One issue each clinic in the pilot had to work through was which staff members they wanted gathering the social determinant data from the patient and how to explain to patients why this new data is being gathered.
“Now that we have identified sustainable strategies to collect these data,” Hamilton says, “the next phase of our work is focused on how we use the data to enrich the plan of care. That includes referrals we might make to community service providers that can help patients address those concerns, particularly around transportation, housing and legal aid. Another goal is to use the data at an aggregate level in a community to talk with public health authorities and other interested stakeholders about things that the community might need to invest in.”
Role for HIEs
Some regional health information organizations are playing a role in social determinant projects, Eckart says.
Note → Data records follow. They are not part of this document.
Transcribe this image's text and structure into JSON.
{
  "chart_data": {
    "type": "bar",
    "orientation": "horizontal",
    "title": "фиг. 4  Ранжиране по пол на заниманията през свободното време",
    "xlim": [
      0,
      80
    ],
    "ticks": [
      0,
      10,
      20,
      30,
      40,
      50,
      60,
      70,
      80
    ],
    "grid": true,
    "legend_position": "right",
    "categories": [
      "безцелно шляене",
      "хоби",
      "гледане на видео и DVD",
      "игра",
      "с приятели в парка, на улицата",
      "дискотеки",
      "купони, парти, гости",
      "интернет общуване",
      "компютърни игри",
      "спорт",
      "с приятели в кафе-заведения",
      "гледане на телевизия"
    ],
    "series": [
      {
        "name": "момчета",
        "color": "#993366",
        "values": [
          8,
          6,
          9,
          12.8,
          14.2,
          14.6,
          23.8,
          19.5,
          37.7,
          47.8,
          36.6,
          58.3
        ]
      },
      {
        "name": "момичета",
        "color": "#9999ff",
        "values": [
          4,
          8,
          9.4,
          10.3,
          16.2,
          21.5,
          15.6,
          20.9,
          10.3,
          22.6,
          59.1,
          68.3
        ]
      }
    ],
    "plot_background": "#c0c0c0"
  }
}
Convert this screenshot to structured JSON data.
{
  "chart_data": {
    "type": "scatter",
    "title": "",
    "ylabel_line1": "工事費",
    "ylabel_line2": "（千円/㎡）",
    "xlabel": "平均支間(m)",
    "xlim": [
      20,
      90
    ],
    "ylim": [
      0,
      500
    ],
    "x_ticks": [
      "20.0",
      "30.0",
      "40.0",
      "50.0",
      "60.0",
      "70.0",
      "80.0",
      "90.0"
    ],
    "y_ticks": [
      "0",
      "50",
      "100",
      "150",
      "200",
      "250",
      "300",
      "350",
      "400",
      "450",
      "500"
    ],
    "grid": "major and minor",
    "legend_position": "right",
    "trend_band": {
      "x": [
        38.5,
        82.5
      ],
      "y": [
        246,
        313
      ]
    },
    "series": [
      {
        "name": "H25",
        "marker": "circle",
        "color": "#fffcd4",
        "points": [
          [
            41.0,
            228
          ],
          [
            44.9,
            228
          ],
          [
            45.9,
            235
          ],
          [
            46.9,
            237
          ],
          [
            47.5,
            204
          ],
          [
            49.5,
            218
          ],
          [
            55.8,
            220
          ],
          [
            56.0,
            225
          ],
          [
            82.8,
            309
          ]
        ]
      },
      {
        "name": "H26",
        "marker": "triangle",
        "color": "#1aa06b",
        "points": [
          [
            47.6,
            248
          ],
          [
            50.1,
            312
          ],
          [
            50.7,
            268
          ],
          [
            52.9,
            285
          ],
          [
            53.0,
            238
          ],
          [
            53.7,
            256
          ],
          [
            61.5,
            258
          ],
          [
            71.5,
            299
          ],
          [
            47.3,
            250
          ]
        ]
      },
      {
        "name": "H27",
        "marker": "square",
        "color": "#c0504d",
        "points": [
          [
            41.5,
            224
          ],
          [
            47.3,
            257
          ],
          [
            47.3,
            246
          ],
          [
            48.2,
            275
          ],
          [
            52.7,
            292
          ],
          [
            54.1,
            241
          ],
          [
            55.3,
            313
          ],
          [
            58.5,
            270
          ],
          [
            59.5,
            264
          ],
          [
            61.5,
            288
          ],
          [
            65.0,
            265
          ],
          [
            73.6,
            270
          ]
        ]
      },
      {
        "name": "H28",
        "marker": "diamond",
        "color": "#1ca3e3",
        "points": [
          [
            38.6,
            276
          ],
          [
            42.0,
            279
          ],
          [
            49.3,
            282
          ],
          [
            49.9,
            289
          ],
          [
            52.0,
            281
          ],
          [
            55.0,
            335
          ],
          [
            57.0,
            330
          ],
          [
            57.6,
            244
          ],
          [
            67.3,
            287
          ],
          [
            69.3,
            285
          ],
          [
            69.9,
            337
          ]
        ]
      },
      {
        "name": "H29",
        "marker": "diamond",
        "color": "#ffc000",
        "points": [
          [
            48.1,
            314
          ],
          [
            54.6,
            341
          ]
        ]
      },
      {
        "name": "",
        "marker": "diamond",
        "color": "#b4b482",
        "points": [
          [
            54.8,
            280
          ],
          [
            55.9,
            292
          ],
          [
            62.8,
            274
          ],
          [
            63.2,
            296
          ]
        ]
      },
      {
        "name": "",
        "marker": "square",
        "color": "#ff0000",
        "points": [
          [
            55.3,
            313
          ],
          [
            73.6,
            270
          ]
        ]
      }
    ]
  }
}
Altair Accountable Care for People with Disabilities is a DASH grantee that, with funding and leadership from Lutheran Social Services of Minnesota, is integrating behavioral health providers into the regional health information exchange to improve care coordination for patients with disabilities. “These behavioral health organizations are working with the HIE to move from competing with each other to collaborating with each other,” Eckart says.
In another example, a program led by Baltimore City Health Department includes CRISP (Maryland’s HIE), community-based organizations and nonprofits, and faculty at Johns Hopkins and the University of Maryland. They are leading a citywide effort to reduce falls among residents age 65 and older. They are creating a real-time data surveillance system that will track fall-related emergency department visits and hospitalizations. The project is also integrating core medical data with other health, housing, environmental and social service data related to fall risks. “The relationship between the health department and HIE is an important part of what they are doing, in terms of using multi-sector and city data and health data provided by CRISP as a way to hot-spot falls in the city,” Eckart explains.
In a CHP-supported project in Southwest Washington state, the Providence Center for Outcomes Research and Education is building a shared data system that will aggregate public records, insurance claims, and public health data for community-based population health management. They will conduct a multi-sector analysis that brings together data on healthcare encounters, housing assistance, school attendance, and corrections to identify at-risk populations.
“These projects are starting to allow communities to generate hypotheses and explore the impact of what they are doing,” Rein says.
Rein and Eckart say all the organizations they support have to work through technical and policy issues around consent and data sharing. Another level of difficulty is that many of the organizations don’t see themselves as data holders or curators or even connected to health, Rein adds. “As with any health IT effort, there are sociocultural dimensions. There are strong governance and business dimensions. I tend to think of interoperability requiring alignment across all those things, including business process alignment. We have found that the smaller the project, in terms of the number of entities, the more likely it is that they can come together around a common vision and establish lines of communication, and shared interest and the accountability to make it happen.”